In any case - Happy Holidays (whichever ones you celebrate or have celebrated) to you and yours and thanks for reading!

Tuesday, December 18, 2007

More Masterclass Books

My friend Andy pointed out that there was a sale at the Japanese bookstore Kinokuniya in Rockefeller Center. Apparently they've just moved their store (to the Bryant Park) area, and instead of migrating their inventory, they've decided to basically liquidate most of their old store at 50% off. While their Judo/Martial Arts section isn't huge, I was able to get my hands on two masterclass books - Seoinage and Ashiwaza for $11 each (normally they go for $22, and the best price I've found online is about $20). If you are in New York, it's not a bad idea to stop buy. They're on 49th bet. 5th and 6th, and the sale is going on until the end of the year. Please note that the sale is only at this location - their new store is at full price.

Note: Earlier there was a post here with some Gibberish. Don't be alarmed - I had tried posting this with a speech-to-text service, but I had a bad connection and it didn't come out right - so I edited it.

Monday, December 17, 2007

The Judo Web is Finally Blossoming

I took a look at my archives the other day and realized that I have been writing this blog for over 3 years now. When I first started, the state of Judo web sites was pretty poor. Many clubs and organizations didn't have sites, and even the ones that did had pretty poor excuses of sites. The sites were almost completely lacking any type of design or navigation, and their information was almost always out of date, or not relevant. Obviously, there were some notable exceptions, such as the Judo Information site and the Judo forum. In addition, at the time I started there weren't that many other Judo Bloggers in the blogosphere, but that has changed too.
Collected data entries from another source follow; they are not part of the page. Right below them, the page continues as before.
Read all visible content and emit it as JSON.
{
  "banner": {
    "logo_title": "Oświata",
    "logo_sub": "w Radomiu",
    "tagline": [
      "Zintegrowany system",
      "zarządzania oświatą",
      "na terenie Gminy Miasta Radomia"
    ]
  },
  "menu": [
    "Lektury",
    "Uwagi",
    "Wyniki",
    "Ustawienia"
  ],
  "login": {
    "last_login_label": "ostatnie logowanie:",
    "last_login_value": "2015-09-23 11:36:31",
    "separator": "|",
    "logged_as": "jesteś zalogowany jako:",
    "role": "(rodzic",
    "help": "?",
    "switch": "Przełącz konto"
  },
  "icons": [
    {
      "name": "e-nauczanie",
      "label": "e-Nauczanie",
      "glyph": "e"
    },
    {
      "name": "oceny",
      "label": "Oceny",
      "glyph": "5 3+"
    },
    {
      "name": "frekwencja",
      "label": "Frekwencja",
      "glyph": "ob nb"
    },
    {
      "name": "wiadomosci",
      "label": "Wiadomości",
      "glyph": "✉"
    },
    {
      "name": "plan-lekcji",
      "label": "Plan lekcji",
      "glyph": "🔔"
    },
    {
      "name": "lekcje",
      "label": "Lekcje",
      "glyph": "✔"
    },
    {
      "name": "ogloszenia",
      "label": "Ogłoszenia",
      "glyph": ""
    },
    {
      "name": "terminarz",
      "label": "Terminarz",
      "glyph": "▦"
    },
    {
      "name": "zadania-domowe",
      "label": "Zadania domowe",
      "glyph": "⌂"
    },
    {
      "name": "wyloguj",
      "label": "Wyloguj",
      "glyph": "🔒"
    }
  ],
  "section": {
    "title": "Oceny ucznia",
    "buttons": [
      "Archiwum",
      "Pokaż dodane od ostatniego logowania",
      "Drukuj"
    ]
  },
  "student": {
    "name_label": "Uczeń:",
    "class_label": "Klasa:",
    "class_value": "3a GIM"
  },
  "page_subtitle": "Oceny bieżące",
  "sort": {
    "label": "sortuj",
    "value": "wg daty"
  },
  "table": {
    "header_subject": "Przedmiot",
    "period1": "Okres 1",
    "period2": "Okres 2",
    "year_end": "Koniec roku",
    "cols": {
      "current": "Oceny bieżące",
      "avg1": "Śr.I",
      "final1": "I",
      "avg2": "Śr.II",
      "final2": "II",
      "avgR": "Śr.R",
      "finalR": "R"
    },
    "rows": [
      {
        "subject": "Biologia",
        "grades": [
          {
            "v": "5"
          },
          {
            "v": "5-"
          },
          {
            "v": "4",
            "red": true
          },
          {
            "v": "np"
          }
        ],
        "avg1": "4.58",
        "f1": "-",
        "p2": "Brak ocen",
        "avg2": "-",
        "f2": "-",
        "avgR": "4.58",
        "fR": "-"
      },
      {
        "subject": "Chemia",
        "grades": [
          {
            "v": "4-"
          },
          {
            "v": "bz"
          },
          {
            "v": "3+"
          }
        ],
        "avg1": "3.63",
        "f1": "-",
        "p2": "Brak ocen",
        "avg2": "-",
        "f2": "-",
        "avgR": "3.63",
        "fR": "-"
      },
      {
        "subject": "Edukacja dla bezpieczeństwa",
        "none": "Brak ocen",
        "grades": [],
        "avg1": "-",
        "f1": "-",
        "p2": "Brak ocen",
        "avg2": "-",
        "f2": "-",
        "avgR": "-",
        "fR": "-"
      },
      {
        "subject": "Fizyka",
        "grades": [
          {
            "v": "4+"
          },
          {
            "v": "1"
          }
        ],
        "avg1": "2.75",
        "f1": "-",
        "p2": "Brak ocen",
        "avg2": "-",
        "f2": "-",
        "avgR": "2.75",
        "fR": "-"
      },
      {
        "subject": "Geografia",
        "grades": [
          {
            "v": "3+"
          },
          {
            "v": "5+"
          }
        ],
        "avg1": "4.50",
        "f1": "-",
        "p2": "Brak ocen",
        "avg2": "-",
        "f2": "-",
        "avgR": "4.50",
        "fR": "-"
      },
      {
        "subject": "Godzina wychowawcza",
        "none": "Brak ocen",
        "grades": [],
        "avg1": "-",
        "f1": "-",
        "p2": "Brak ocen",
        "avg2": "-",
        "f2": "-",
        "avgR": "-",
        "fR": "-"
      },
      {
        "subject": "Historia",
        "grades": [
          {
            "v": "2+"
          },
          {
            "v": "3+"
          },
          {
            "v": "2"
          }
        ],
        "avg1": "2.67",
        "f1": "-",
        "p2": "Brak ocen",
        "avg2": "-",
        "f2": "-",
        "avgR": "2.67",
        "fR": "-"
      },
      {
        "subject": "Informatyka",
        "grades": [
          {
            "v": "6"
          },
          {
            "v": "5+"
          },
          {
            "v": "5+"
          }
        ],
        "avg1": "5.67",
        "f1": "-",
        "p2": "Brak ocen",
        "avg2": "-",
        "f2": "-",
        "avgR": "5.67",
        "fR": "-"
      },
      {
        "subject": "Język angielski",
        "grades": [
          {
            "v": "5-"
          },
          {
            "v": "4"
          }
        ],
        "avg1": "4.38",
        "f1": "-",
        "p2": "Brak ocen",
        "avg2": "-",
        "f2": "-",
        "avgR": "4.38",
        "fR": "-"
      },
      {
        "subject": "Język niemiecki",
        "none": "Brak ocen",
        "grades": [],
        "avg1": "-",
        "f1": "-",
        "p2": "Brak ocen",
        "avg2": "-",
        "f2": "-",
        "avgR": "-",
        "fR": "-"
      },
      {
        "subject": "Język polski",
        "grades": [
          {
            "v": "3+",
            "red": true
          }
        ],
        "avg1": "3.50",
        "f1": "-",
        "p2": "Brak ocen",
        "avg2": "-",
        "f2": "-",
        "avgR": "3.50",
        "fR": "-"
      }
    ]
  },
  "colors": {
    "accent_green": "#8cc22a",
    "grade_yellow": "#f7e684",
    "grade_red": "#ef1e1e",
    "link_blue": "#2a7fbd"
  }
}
Somehow, over the past few years, the Judo world has decided that the time has come for Judo to increase its presence on the web. Within the past few months alone, the USJF and USJI have changed their web sites, and both have also begun sending member notices by e-mail. Companies like Hatashita Enterprises and Hatashita Sports have upgraded their e-commerce sites and even added an affiliate program and e-mail marketing, respectively. Then of course there are a whole new slew of sites for the Judo Community. Like the Judo Podcast (and its European Version) - which broadcast audio interviews with well-known Judoka, or JudoVision - a site that provides video of dozens of world-class Judo tournaments.

Finally, blogging has taken off. There are dozens of Judoka that are blogging these days. From average joes like myself, Andy, or Jason - to world-class competitors (current and former) like Ronda Rousey, Taraje Williams-Murray, Rhadi Ferguson, and AnnMaria DeMars.

It's nice to see that Judo is embracing the web. While it probably doesn't directly translate into more Judokas coming into our dojos, it definitely makes it easier for Judoka of all ages and skill levels, to know that there is a greater Judo community out there, and that people will answer their questions or give them encouragement to progress on to their next Judo goal. 

Thursday, December 13, 2007

Club Competition

Last night we had our club competition. Our club is essentially composed of three distinct groups - the kids from the kids class, the people from the non-credit classes that Sensei runs, and the students of the for-credit class and martial arts club of the Community College where our classes our held. (This last group, while they are adults, are separate because they practice during the day). In addition, there are sub factions in each group because some people practice only on Monday/W or W/S or Sun/Mon so they don't get to really see one another during the course of the week. Between the competitors or spectators there were easily 40-50 people in gis and another 20-25 on the sidelines, not a bad crowd at all.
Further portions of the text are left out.